O'Brien has expressed surprise at how the book has become a staple in middle schools and high schools, stating that he "certainly hadn't imagined fourteen year-old kids and eighteen year-olds and those even in their early twenties reading the book and bringing such fervor to it, which comes from their own lives, really. The book is applied to a bad childhood or a broken home, and these are the things they're carrying. And in a way, it's extremely flattering, and other times, it can be depressing."
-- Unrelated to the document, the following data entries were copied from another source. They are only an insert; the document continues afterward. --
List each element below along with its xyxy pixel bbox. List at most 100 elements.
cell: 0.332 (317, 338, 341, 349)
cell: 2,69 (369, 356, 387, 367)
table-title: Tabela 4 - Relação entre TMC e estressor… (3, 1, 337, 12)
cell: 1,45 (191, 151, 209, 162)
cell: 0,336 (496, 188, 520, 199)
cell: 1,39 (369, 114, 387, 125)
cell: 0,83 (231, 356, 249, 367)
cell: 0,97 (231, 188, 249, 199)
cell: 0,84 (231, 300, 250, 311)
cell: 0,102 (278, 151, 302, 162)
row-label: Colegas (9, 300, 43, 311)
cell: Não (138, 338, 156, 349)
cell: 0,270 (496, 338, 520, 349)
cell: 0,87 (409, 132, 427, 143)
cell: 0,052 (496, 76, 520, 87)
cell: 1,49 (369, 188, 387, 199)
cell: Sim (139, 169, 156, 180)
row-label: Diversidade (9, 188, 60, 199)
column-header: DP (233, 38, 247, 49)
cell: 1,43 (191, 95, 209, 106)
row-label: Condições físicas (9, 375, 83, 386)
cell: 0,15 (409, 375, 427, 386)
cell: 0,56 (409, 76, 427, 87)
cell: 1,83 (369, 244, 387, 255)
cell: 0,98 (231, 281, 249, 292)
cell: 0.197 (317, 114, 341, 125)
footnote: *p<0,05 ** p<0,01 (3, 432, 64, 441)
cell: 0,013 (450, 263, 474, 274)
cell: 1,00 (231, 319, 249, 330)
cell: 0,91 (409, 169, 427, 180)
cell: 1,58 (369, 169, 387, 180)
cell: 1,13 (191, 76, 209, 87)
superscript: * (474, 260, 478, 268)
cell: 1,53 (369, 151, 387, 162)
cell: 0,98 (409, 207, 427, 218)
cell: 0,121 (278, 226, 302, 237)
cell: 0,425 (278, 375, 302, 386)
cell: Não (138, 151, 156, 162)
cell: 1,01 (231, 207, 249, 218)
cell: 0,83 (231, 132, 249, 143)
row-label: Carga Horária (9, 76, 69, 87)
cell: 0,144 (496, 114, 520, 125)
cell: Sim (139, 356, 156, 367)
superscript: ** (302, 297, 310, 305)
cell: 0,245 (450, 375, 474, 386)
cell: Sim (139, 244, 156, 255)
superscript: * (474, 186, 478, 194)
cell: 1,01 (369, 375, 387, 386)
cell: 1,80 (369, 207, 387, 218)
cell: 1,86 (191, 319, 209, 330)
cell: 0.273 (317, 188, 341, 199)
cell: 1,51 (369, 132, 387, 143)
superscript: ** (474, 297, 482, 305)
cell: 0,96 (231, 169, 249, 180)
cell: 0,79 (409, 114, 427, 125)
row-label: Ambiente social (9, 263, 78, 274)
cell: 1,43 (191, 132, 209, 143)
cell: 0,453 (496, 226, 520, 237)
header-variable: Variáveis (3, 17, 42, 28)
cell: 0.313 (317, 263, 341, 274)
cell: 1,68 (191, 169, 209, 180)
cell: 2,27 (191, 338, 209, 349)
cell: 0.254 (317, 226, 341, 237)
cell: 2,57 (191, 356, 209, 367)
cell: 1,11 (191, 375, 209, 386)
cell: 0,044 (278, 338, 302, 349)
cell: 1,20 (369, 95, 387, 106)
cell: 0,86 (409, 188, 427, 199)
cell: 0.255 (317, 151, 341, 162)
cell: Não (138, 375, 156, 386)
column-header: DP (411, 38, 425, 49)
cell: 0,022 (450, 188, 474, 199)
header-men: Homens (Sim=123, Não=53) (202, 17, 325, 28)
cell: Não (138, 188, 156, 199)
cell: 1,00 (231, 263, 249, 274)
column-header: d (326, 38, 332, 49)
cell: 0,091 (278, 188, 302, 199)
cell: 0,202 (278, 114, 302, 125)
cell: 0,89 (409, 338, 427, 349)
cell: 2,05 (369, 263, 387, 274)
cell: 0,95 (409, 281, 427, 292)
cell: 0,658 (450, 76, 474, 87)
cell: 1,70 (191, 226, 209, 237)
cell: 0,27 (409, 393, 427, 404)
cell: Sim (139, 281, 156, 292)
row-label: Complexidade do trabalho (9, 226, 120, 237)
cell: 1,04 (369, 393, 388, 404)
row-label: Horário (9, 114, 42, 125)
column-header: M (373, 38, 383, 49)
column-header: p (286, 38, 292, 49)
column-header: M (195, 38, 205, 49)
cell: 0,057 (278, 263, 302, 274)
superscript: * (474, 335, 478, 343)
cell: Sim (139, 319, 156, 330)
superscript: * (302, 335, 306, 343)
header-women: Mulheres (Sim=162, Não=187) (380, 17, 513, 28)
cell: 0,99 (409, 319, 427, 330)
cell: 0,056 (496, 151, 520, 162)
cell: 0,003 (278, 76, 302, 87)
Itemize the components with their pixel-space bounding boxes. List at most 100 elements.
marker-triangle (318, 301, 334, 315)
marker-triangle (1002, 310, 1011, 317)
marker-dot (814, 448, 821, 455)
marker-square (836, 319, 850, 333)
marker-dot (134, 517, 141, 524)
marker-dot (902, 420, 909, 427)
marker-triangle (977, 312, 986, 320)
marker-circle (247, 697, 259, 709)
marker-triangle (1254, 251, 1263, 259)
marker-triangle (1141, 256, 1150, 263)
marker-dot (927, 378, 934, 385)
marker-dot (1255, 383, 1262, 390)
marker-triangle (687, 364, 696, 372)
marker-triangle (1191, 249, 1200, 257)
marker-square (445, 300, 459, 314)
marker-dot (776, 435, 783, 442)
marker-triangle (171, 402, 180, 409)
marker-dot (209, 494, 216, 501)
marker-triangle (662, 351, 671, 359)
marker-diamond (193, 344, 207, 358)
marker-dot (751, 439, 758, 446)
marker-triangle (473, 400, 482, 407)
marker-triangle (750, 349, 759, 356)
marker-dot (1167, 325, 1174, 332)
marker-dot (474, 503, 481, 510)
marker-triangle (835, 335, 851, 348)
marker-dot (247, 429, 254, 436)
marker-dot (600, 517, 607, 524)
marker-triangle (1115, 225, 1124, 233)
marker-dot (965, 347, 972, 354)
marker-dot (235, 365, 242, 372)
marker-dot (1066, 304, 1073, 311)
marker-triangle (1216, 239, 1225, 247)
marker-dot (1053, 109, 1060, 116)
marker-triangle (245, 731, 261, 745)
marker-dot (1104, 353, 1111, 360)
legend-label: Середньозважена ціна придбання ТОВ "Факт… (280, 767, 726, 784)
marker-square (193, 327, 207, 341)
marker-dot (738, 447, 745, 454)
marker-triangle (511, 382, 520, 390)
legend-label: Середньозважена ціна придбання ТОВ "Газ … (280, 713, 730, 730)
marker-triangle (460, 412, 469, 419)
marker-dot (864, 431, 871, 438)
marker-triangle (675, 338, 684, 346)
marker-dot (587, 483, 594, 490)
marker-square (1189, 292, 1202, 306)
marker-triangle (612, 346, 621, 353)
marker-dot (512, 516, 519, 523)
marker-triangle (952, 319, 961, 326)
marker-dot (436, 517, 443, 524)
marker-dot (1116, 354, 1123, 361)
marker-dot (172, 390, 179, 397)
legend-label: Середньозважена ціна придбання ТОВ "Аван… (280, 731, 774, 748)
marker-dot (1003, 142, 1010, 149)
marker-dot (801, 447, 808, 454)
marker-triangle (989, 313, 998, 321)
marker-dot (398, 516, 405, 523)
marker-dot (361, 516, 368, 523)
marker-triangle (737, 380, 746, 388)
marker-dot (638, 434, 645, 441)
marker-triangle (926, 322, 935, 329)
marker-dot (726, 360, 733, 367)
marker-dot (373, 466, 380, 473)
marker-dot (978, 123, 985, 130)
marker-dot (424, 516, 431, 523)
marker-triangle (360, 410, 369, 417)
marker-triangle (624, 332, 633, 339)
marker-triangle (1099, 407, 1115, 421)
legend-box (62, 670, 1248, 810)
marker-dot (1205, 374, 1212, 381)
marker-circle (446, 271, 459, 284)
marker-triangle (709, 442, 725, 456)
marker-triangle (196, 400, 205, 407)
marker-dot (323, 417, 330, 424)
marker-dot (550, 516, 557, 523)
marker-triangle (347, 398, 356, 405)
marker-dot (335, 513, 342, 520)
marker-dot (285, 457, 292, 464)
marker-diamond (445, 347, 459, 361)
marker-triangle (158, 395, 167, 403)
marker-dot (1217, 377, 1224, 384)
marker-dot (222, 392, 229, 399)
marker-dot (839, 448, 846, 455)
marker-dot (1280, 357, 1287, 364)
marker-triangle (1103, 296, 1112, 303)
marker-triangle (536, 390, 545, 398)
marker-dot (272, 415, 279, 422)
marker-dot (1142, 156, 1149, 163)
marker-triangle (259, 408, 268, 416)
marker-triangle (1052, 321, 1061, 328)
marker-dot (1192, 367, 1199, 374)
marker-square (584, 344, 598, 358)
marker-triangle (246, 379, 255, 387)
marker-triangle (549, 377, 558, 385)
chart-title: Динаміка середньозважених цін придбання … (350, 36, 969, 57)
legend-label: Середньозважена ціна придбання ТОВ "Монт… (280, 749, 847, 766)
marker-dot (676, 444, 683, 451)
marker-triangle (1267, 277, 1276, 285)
In 2014, the book was included in Amazon.com's list of 100 Books to Read in a Lifetime and credited as the inspiration for a National Veterans Art Museum exhibit.

It was included in the Library of Congress 2016 exhibit "America Reads" of the public’s choice of 65 of "the most influential books written and read in America and their impact on our lives".

==Adaptations==

=== Music ===
The song Pantyhose by band TV Girl describes the plot of the chapter Stockings.

===Film===
The story "Sweetheart of the Song Tra Bong" was made into a film in 1998 titled A Soldier's Sweetheart, starring Kiefer Sutherland.

A film adaptation of the book, directed by Rupert Sanders and starring Tom Hardy, is currently in pre-production. Scott B. Smith is adapting the script.

===Theatre===
The legal rights to adapt the book into a play were awarded to James R. Stowell. The book was adapted into a play and it premiered at The History Theatre in Saint Paul, Minnesota, March 14, 2014. A second production was performed at The Lied Center, Lincoln Nebraska November 5, 2015. The stories "The Things They Carried", "On the Rainy River", "How to Tell a True War Story", "Sweetheart of the Song Tra Bong", "The Man I Killed", and "Lives of the Dead" were adapted for the theatre in March 2011 by the Eastern Washington University Theatre Department as part of the universities' Get Lit! Literary Festival in cooperation with the National Endowment for the Arts The Big Read 2011, of which The Things They Carried was the featured novel. The same department remounted the production in December 2011 for inclusion as a Participating Entry in the Kennedy Center American College Theater Festival. The production was selected as an alternate for KCACTF Region VII, as well as receiving other KCACTF honors for the production's director, actors, and production staff.

===Games===
Carry. A game about war. is a 2006 tabletop role-playing game designed by Nathan D. Paoletta. Its author describes it as "heavily inspired by the films Platoon and Full Metal Jacket and the novel The Things They Carried".